Yesterday the CFPB released a final rule that will impose a variety of consumer protection requirements on prepaid products, such as requiring specified disclosures before product purchase and compelling financial institutions to limit consumer losses for lost or stolen cards. The CFPB had previously released a proposed rule, which we discussed here, and the final rule leaves unchanged many of those proposals. In announcing the rule, CFPB Director Richard Cordray acknowledged that many prepaid companies already offer some of these protections but argued that uniform requirements are necessary to ensure equal treatment and minimize consumer harm across the board.

The rule covers traditional prepaid products like general purpose reloadable cards, as well as mobile wallets, person-to-person payment products, electronic prepaid accounts, payroll cards, and certain federal, state and local government benefit cards. The rule itself is 1,689 pages and responds to the 65,000 comments received on the proposed rule. Highlights include the “Know Before You Owe” disclosures, general consumer protections that mirror those imposed under the Electronic Fund Transfer Act for checking account consumers, and credit-like protections when prepaid issuers extend credit to cover transactions that prepaid products would not fully cover.

“Know Before You Owe” Disclosures

The final rule requires two forms of disclosures: (1) a short form disclosure provided before a consumer acquires a prepaid account that includes information about periodic fees, per purchase fees, ATM withdrawal fees, cash reload fees, and balance inquiry fees, amongst others; and (2) a long form disclosure that includes a comprehensive list of fees and other information associated with the account. The CFPB provided examples of each disclosure type, which are available here.

Additionally, the rule requires prepaid account issuers to post on their websites prepaid account agreements that are offered to the general public to facilitate comparison shopping. Issuers must also submit all of their prepaid account agreements, including those not publicly posted, to the Bureau.

Prepaid Protections

The final rule requires issuers to provide a number of consumer protections similar to those imposed under the Electronic Fund Transfer Act and Regulation E, such as:

  • Access to account information. Rather than require periodic statements as required under Regulation E for checking accounts, the final rule permits institutions to make available to consumers certain methods of accessing information about their prepaid accounts, such as free by telephone, online, or in writing upon request. Financial institutions are also required to provide summary totals of fees assessed to the consumer on a monthly and annual basis.
  • Limited liability and error resolution. The final rule extends Regulation E’s protections related to limited liability and error resolution to prepaid accounts. As to limited liability, the rule limits a consumer’s responsibility for unauthorized changes to $50 so long as the consumer promptly notifies the financial institution of potentially fraudulent conduct. As to error resolution, the rule requires financial institutions to promptly investigate and resolve incidents, including by restoring missing funds and provisionally crediting the disputed amount while it finishes its investigation. The requirements generally apply regardless of whether the financial institution has successfully identified and verified the consumer holding the account, except that financial institutions are not required to provisionally credit disputed amounts until the consumer’s identity has been verified.
Credit Protections

The final rule also revises Regulations E and Z to regulate how prepaid accounts offer overdraft credit features.
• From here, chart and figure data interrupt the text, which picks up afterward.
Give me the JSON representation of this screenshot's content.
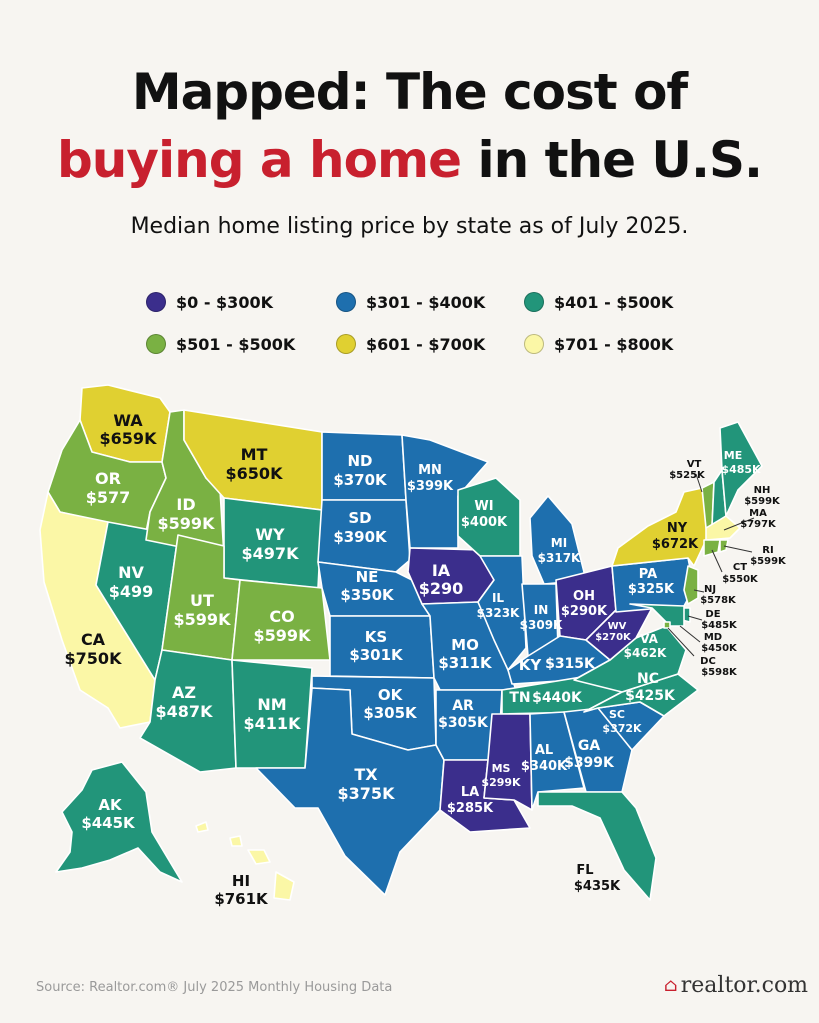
{
  "header": {
    "title_line1": "Mapped: The cost of",
    "title_line2_highlight": "buying a home",
    "title_line2_rest": " in the U.S.",
    "subtitle": "Median home listing price by state as of July 2025."
  },
  "colors": {
    "c1": "#3b2e8c",
    "c2": "#1e6fae",
    "c3": "#22957a",
    "c4": "#7ab143",
    "c5": "#e0d031",
    "c6": "#fbf7a6",
    "title_red": "#c8202e"
  },
  "legend": [
    {
      "label": "$0 - $300K",
      "color": "#3b2e8c"
    },
    {
      "label": "$301 - $400K",
      "color": "#1e6fae"
    },
    {
      "label": "$401 - $500K",
      "color": "#22957a"
    },
    {
      "label": "$501 - $500K",
      "color": "#7ab143"
    },
    {
      "label": "$601 - $700K",
      "color": "#e0d031"
    },
    {
      "label": "$701 - $800K",
      "color": "#fbf7a6"
    }
  ],
  "states": {
    "WA": {
      "abbr": "WA",
      "price": "$659K"
    },
    "OR": {
      "abbr": "OR",
      "price": "$577"
    },
    "CA": {
      "abbr": "CA",
      "price": "$750K"
    },
    "NV": {
      "abbr": "NV",
      "price": "$499"
    },
    "ID": {
      "abbr": "ID",
      "price": "$599K"
    },
    "MT": {
      "abbr": "MT",
      "price": "$650K"
    },
    "WY": {
      "abbr": "WY",
      "price": "$497K"
    },
    "UT": {
      "abbr": "UT",
      "price": "$599K"
    },
    "CO": {
      "abbr": "CO",
      "price": "$599K"
    },
    "AZ": {
      "abbr": "AZ",
      "price": "$487K"
    },
    "NM": {
      "abbr": "NM",
      "price": "$411K"
    },
    "ND": {
      "abbr": "ND",
      "price": "$370K"
    },
    "SD": {
      "abbr": "SD",
      "price": "$390K"
    },
    "NE": {
      "abbr": "NE",
      "price": "$350K"
    },
    "KS": {
      "abbr": "KS",
      "price": "$301K"
    },
    "OK": {
      "abbr": "OK",
      "price": "$305K"
    },
    "TX": {
      "abbr": "TX",
      "price": "$375K"
    },
    "MN": {
      "abbr": "MN",
      "price": "$399K"
    },
    "IA": {
      "abbr": "IA",
      "price": "$290"
    },
    "MO": {
      "abbr": "MO",
      "price": "$311K"
    },
    "AR": {
      "abbr": "AR",
      "price": "$305K"
    },
    "LA": {
      "abbr": "LA",
      "price": "$285K"
    },
    "WI": {
      "abbr": "WI",
      "price": "$400K"
    },
    "IL": {
      "abbr": "IL",
      "price": "$323K"
    },
    "MI": {
      "abbr": "MI",
      "price": "$317K"
    },
    "IN": {
      "abbr": "IN",
      "price": "$309K"
    },
    "OH": {
      "abbr": "OH",
      "price": "$290K"
    },
    "KY": {
      "abbr": "KY",
      "price": "$315K"
    },
    "TN": {
      "abbr": "TN",
      "price": "$440K"
    },
    "MS": {
      "abbr": "MS",
      "price": "$299K"
    },
    "AL": {
      "abbr": "AL",
      "price": "$340K"
    },
    "GA": {
      "abbr": "GA",
      "price": "$399K"
    },
    "FL": {
      "abbr": "FL",
      "price": "$435K"
    },
    "SC": {
      "abbr": "SC",
      "price": "$372K"
    },
    "NC": {
      "abbr": "NC",
      "price": "$425K"
    },
    "VA": {
      "abbr": "VA",
      "price": "$462K"
    },
    "WV": {
      "abbr": "WV",
      "price": "$270K"
    },
    "PA": {
      "abbr": "PA",
      "price": "$325K"
    },
    "NY": {
      "abbr": "NY",
      "price": "$672K"
    },
    "ME": {
      "abbr": "ME",
      "price": "$485K"
    },
    "VT": {
      "abbr": "VT",
      "price": "$525K"
    },
    "NH": {
      "abbr": "NH",
      "price": "$599K"
    },
    "MA": {
      "abbr": "MA",
      "price": "$797K"
    },
    "RI": {
      "abbr": "RI",
      "price": "$599K"
    },
    "CT": {
      "abbr": "CT",
      "price": "$550K"
    },
    "NJ": {
      "abbr": "NJ",
      "price": "$578K"
    },
    "DE": {
      "abbr": "DE",
      "price": "$485K"
    },
    "MD": {
      "abbr": "MD",
      "price": "$450K"
    },
    "DC": {
      "abbr": "DC",
      "price": "$598K"
    },
    "AK": {
      "abbr": "AK",
      "price": "$445K"
    },
    "HI": {
      "abbr": "HI",
      "price": "$761K"
    }
  },
  "footer": {
    "source": "Source: Realtor.com® July 2025 Monthly Housing Data",
    "logo_text": "realtor.com"
  }
}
  • Separate accounts. For so called “hybrid prepaid-credit card” accounts where the consumer can access both a prepaid account and an overdraft credit feature, the issuer must treat the credit features as distinct from the asset account. The issuer cannot allow a negative balance directly on the prepaid account except for specified limited circumstances (e.g., where the credit is incidental and de minimis and the issuer does not charge credit-related fees).
  • Ability to pay. The rule requires prepaid companies to consider the consumer’s ability to pay the balance before opening a separate credit account linked to the consumer’s prepaid account. Issuers must also wait at least 30 days after a prepaid account is registered before soliciting a consumer to link a covered credit feature to the prepaid account.
  • Limitations on fees. The rule also extends certain protections under Regulation Z related to fee restrictions, such as limits on fees charged in the first year after account opening and limits on penalty fees. For example, total fees for credit features cannot exceed 25 percent of the credit limit during the first year a credit account is open. Moreover, issuers are only permitted to raise interest rates on existing balances if a cardholder misses back-to-back payments and, for new purchases, must provide at least 45 days advance notice of the change in interest rate and allow the consumer to close their account during that time.
*** The new rule generally becomes effective October 1, 2017 and financial institutions are not required to pull and replace prepaid account packaging materials prior to that date to comply with disclosure requirements. Moreover, issuers are not required to submit prepaid account agreements to the Bureau until October 1, 2018.

We expect that the Bureau will issue additional materials to facilitate compliance with the prepaid rule in the coming months and will continue to monitor and post about developments here.